Уж лучше бы я осталась в лабиринте.
Здесь я родилась. Лучшего места, чтобы завершить жизненный цикл, и не придумать.
Пора умирать, Антония Стокке-Линдфорс. Один черт у тебя в этом мире никого не осталось. Ничего у тебя не сложилось, не вышло из тебя ничего хорошего. Никого, ничего… сплошные отрицания бытия.
Стаскиваю с лица защитную маску и делаю глубокий вдох, заполняя легкие отравленным воздухом планеты. Как утопающий, отчаявшийся одолеть глубину; впускает в себя воду, которой нельзя дышать.
Где-то там внутри меня должен теплиться инстинкт самосохранения. Ну, и?..
Сражаться за жизнь меня тоже не научили.
Темнота. Наконец-то.
День визитов. Ансельм
Я жива, потому что умерла.
Воздух родной планеты убил меня мгновенно, и это меня спасло. Я перестала дышать, наступила аноксия со всеми прелестями этого состояния. Если я правильно поняла, аноксия — это полное отключение кислородного шланга в организме. Вообще-то, в число упомянутых прелестей обычно включается облысение коры головного мозга, но этого не произошло.

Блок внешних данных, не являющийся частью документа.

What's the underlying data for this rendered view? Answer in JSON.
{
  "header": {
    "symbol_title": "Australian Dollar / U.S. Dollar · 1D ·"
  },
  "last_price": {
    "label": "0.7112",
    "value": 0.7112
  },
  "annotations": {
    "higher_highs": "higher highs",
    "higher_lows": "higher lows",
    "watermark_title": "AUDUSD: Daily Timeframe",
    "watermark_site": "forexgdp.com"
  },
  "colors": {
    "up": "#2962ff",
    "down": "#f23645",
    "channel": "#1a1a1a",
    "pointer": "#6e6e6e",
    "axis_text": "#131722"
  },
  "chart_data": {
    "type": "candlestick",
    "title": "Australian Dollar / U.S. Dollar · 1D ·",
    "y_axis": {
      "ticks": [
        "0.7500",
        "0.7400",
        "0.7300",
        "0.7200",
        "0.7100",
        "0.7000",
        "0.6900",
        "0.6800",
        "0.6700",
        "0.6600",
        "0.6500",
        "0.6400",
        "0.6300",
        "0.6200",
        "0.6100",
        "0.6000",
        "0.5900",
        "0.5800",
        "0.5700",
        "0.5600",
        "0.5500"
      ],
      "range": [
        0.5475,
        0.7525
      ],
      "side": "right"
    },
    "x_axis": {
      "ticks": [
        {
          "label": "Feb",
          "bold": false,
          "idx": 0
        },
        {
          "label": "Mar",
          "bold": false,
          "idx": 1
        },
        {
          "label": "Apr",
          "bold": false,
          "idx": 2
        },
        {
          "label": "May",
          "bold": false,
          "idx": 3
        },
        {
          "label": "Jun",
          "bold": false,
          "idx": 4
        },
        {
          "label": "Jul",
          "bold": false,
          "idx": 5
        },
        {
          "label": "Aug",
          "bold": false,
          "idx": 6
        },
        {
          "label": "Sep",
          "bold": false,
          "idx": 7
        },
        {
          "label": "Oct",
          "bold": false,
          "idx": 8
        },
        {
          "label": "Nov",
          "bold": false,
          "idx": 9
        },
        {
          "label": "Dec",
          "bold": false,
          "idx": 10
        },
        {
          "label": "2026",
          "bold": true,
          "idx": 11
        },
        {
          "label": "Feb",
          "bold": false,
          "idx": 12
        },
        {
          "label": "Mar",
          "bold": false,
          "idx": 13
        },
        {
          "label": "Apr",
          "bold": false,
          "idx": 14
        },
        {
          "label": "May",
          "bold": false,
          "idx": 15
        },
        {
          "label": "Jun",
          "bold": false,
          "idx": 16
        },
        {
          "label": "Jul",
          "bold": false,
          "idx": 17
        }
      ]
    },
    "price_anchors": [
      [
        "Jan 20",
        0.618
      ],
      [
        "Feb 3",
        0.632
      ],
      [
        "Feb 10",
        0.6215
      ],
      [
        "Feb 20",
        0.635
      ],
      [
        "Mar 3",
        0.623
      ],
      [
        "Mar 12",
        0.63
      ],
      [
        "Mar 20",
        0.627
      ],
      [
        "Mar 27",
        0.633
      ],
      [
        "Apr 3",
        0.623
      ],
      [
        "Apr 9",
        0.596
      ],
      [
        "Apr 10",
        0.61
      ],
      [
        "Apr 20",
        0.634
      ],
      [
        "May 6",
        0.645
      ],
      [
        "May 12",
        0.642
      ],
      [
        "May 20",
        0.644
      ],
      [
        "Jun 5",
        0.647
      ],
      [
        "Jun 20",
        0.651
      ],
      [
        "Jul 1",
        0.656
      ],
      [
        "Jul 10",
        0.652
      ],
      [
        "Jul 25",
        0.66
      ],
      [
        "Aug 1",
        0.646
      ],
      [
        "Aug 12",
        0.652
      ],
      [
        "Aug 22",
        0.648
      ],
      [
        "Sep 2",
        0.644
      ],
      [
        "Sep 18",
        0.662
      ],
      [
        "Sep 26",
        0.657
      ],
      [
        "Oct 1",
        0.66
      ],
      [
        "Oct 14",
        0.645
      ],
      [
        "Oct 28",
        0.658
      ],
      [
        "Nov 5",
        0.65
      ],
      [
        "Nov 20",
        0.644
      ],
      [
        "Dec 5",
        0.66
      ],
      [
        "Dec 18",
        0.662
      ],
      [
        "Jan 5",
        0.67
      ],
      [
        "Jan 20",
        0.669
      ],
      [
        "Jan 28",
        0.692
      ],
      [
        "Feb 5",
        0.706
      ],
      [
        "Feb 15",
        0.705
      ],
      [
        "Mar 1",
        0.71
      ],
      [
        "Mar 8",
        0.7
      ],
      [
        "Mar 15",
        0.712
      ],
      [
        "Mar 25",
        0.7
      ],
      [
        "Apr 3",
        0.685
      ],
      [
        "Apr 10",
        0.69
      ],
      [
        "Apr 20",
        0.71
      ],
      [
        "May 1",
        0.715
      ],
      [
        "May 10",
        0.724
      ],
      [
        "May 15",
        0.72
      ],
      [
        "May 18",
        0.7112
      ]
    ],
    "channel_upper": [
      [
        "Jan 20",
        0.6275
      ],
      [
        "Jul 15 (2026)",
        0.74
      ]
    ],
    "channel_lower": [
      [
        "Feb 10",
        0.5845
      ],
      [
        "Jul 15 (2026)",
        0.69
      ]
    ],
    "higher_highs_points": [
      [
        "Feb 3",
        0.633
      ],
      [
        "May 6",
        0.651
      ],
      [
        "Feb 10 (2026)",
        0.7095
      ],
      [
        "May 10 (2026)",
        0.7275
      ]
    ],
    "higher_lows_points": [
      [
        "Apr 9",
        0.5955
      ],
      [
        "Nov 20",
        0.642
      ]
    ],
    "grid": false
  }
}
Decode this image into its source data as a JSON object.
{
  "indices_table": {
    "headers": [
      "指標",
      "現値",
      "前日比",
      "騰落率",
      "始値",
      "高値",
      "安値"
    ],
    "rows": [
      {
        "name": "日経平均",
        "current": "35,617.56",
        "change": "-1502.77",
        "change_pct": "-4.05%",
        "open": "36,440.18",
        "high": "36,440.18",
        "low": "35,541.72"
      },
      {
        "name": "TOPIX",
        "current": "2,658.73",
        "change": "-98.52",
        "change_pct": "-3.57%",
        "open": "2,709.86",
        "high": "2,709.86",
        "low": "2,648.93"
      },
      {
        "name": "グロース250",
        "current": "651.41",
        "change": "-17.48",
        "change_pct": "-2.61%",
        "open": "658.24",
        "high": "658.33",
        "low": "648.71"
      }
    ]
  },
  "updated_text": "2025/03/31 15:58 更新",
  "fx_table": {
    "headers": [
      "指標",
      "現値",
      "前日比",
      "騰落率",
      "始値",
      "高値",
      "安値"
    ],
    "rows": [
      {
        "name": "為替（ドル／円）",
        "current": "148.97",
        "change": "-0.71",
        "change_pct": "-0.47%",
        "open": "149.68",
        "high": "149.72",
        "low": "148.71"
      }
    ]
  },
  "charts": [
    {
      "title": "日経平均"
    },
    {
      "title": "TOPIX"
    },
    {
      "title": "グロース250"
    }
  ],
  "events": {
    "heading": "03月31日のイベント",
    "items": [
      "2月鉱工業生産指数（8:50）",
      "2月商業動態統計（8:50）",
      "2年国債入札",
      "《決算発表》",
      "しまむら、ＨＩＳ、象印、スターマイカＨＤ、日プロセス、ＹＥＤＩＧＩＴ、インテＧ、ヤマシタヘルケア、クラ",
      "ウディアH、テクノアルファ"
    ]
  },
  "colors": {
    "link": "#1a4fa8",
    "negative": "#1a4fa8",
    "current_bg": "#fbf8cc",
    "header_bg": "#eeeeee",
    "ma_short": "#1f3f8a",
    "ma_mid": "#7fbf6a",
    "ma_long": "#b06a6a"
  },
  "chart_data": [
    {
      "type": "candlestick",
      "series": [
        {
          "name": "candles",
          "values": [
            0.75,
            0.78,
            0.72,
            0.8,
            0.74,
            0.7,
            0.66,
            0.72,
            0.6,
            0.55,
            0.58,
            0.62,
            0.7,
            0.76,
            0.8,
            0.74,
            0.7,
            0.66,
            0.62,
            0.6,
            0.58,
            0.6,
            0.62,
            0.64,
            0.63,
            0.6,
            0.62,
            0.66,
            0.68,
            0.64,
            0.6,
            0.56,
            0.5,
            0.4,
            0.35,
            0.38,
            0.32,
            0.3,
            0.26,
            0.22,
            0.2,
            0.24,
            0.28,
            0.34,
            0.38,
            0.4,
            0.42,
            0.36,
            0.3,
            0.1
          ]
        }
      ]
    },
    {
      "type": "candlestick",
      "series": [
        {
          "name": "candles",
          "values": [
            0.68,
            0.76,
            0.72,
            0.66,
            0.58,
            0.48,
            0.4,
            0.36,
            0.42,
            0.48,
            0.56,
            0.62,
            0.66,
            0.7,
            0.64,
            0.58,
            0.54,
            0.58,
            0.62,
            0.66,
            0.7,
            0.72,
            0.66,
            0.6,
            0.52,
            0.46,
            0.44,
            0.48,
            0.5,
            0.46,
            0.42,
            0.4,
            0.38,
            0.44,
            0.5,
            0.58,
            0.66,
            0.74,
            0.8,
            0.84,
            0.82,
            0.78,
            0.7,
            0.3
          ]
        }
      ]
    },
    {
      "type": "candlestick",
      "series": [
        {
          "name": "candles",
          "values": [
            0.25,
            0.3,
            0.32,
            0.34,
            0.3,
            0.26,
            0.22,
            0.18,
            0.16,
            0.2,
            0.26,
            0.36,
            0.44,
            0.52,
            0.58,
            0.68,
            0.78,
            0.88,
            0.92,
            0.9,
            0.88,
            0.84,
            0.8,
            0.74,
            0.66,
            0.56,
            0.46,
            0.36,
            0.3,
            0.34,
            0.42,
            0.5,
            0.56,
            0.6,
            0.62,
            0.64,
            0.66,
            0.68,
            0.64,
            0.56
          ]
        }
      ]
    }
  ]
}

А если и произошло, то не настолько, чтобы я превратилась в тыкву. Мой лечащий доктор с удивительным именем Андрей-Ильич и чудовищной фамилией Преображенский дважды объяснил мне, что произошло: вначале бегло, в расчете на понимание, затем с расстановкой и разъяснением темных слов вроде «блокада гликолиза» или «кислородный долг»… На третий раз доктор махнул рукой и сказал: «Забудь обо всей этой чертовне, дочка. Живая, и ладно». У него седая борода, розовые щеки и уютная лысинка в венчике пушистых кудряшек. Даже не знаю, на кого он сильнее похож — на христианского бога из комиксов или на доктора Дулиттла, который лечит зверушек. Таких, как я… У него есть все права называть меня «дочкой», потому что первые дни он не отходил от моего ложа. Теперь, когда он уходит надолго — ведь я не единственная зверушка в его зоопарке! — я чувствую себя покинутой, и мне хочется плакать.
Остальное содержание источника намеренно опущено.